11.07
2026
06:50
Uhr

In Teufels Küche

Was ist "Teufels Küche" eigentlich für ein Ort?

Ein Beitrag von Christoph Kießig

„Pass auf, sonst kommst du noch in Teufels Küche!“  

Diesen Satz habe ich oft von meiner Oma gehört. Meistens, wenn ich etwas ausprobiert habe, das Erwachsene für keine gute Idee hielten. Als Kind stellte ich mir diese Küche ziemlich bildlich vor: große schwarze Töpfe, schwefelgelbe Flammen und einen Teufel mit Kochmütze, der irgendetwas Anrüchiges zusammen rührt oder an einem Spieß einen Satansbraten über dem Grill dreht.  
 
Aber warum eigentlich ausgerechnet die Küche des Teufels? Der Keller zum Beispiel böte sich doch viel besser an, für gruselige oder schlimme Szenarien, die uns bevorstehen, so wie es das Sprichwort sagt.   

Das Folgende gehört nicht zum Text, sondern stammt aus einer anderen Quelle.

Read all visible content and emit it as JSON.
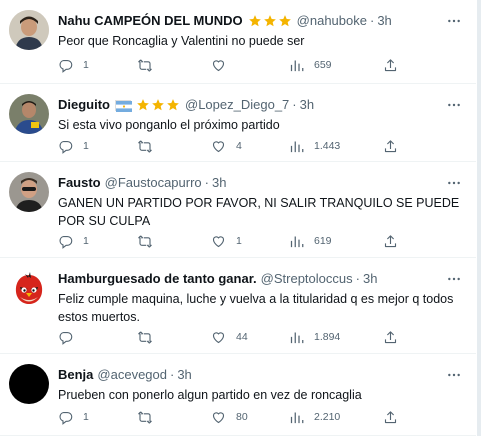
{
  "tweets": [
    {
      "name": "Nahu CAMPEÓN DEL MUNDO",
      "badge": "stars",
      "handle": "@nahuboke",
      "separator": "·",
      "time": "3h",
      "text": "Peor que Roncaglia y Valentini no puede ser",
      "replies": "1",
      "retweets": "",
      "likes": "",
      "views": "659"
    },
    {
      "name": "Dieguito",
      "badge": "flag-stars",
      "handle": "@Lopez_Diego_7",
      "separator": "·",
      "time": "3h",
      "text": "Si esta vivo ponganlo el próximo partido",
      "replies": "1",
      "retweets": "",
      "likes": "4",
      "views": "1.443"
    },
    {
      "name": "Fausto",
      "badge": "",
      "handle": "@Faustocapurro",
      "separator": "·",
      "time": "3h",
      "text": "GANEN UN PARTIDO POR FAVOR, NI SALIR TRANQUILO SE PUEDE POR SU CULPA",
      "replies": "1",
      "retweets": "",
      "likes": "1",
      "views": "619"
    },
    {
      "name": "Hamburguesado de tanto ganar.",
      "badge": "",
      "handle": "@Streptoloccus",
      "separator": "·",
      "time": "3h",
      "text": "Feliz cumple maquina, luche y vuelva a la titularidad q es mejor q todos estos muertos.",
      "replies": "",
      "retweets": "",
      "likes": "44",
      "views": "1.894"
    },
    {
      "name": "Benja",
      "badge": "",
      "handle": "@acevegod",
      "separator": "·",
      "time": "3h",
      "text": "Prueben con ponerlo algun partido en vez de roncaglia",
      "replies": "1",
      "retweets": "",
      "likes": "80",
      "views": "2.210"
    }
  ],
  "colors": {
    "text": "#0f1419",
    "muted": "#536471",
    "star": "#f4b400",
    "divider": "#eff3f4"
  }
}
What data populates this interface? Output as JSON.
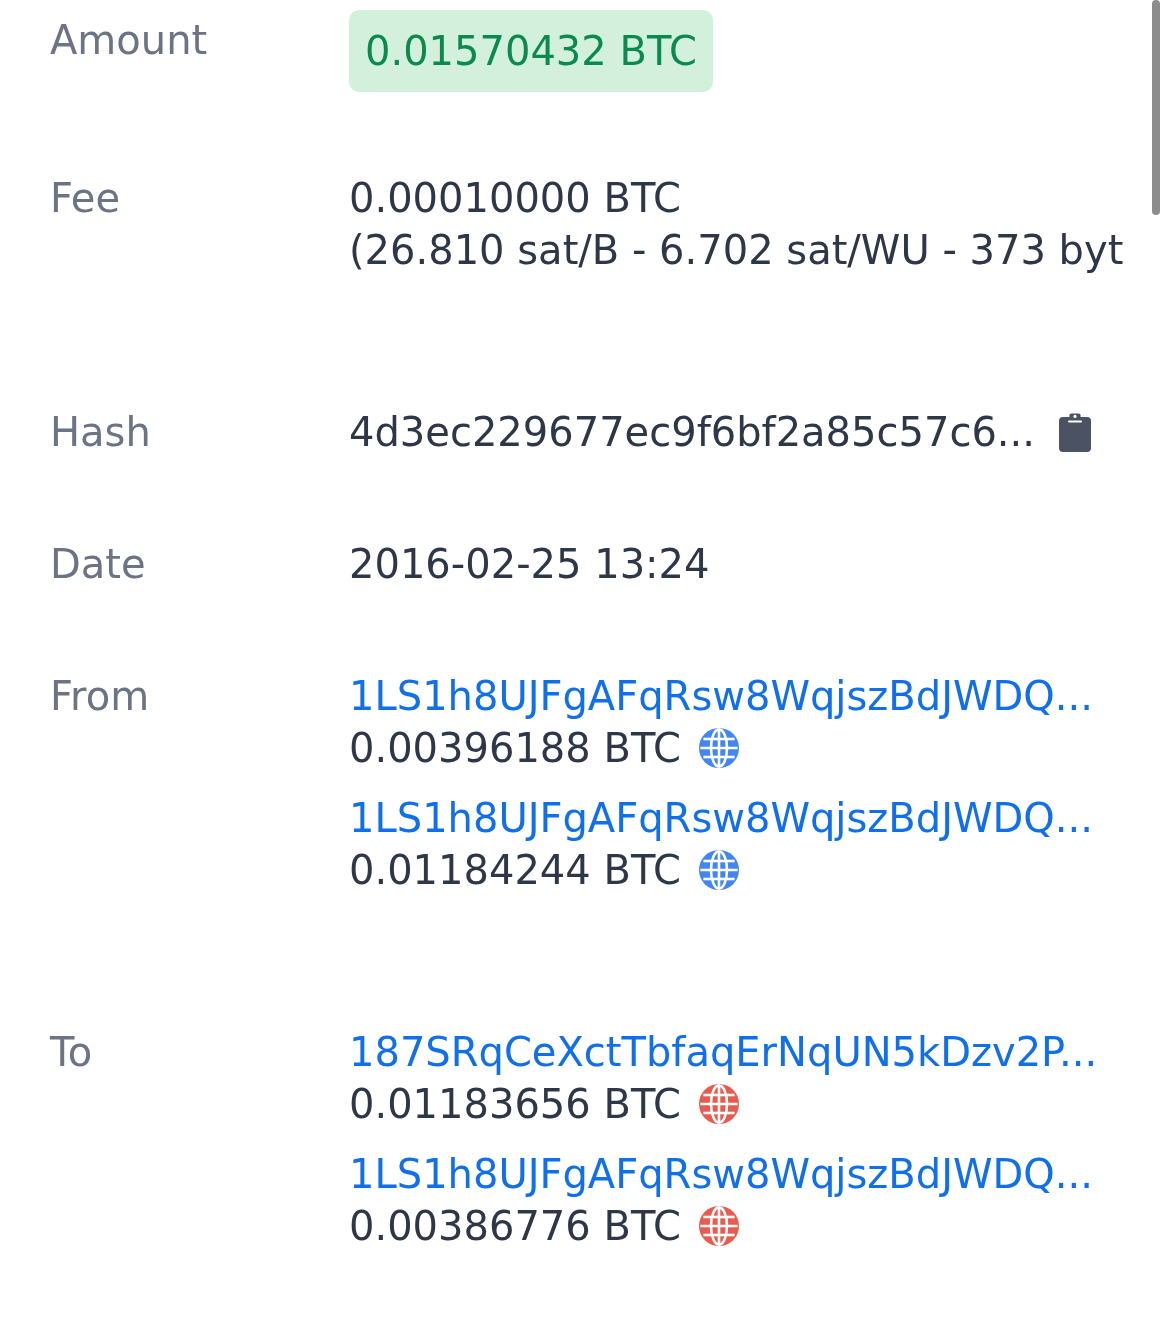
{
  "rows": [
    {
      "kind": "badge",
      "label": "Amount",
      "value": "0.01570432 BTC"
    },
    {
      "kind": "lines",
      "label": "Fee",
      "lines": [
        "0.00010000 BTC",
        "(26.810 sat/B - 6.702 sat/WU - 373 byt"
      ]
    },
    {
      "kind": "copy",
      "label": "Hash",
      "value": "4d3ec229677ec9f6bf2a85c57c6..."
    },
    {
      "kind": "text",
      "label": "Date",
      "value": "2016-02-25 13:24"
    },
    {
      "kind": "io",
      "label": "From",
      "color": "#4285f4",
      "entries": [
        {
          "address": "1LS1h8UJFgAFqRsw8WqjszBdJWDQ...",
          "amount": "0.00396188 BTC"
        },
        {
          "address": "1LS1h8UJFgAFqRsw8WqjszBdJWDQ...",
          "amount": "0.01184244 BTC"
        }
      ]
    },
    {
      "kind": "io",
      "label": "To",
      "color": "#ea5a4f",
      "entries": [
        {
          "address": "187SRqCeXctTbfaqErNqUN5kDzv2P...",
          "amount": "0.01183656 BTC"
        },
        {
          "address": "1LS1h8UJFgAFqRsw8WqjszBdJWDQ...",
          "amount": "0.00386776 BTC"
        }
      ]
    }
  ]
}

Küchen sind doch Orte des Lebens. Da wird gekocht, gestritten, gelacht, manchmal geweint und meistens auch gegessen. In vielen Familien ist die Küche der eigentliche Mittelpunkt des Hauses. Vielleicht steckt in der Redewendung auch noch ein tieferer Gedanke: Schwierigkeiten entstehen dort, wo Menschen zusammenkommen.  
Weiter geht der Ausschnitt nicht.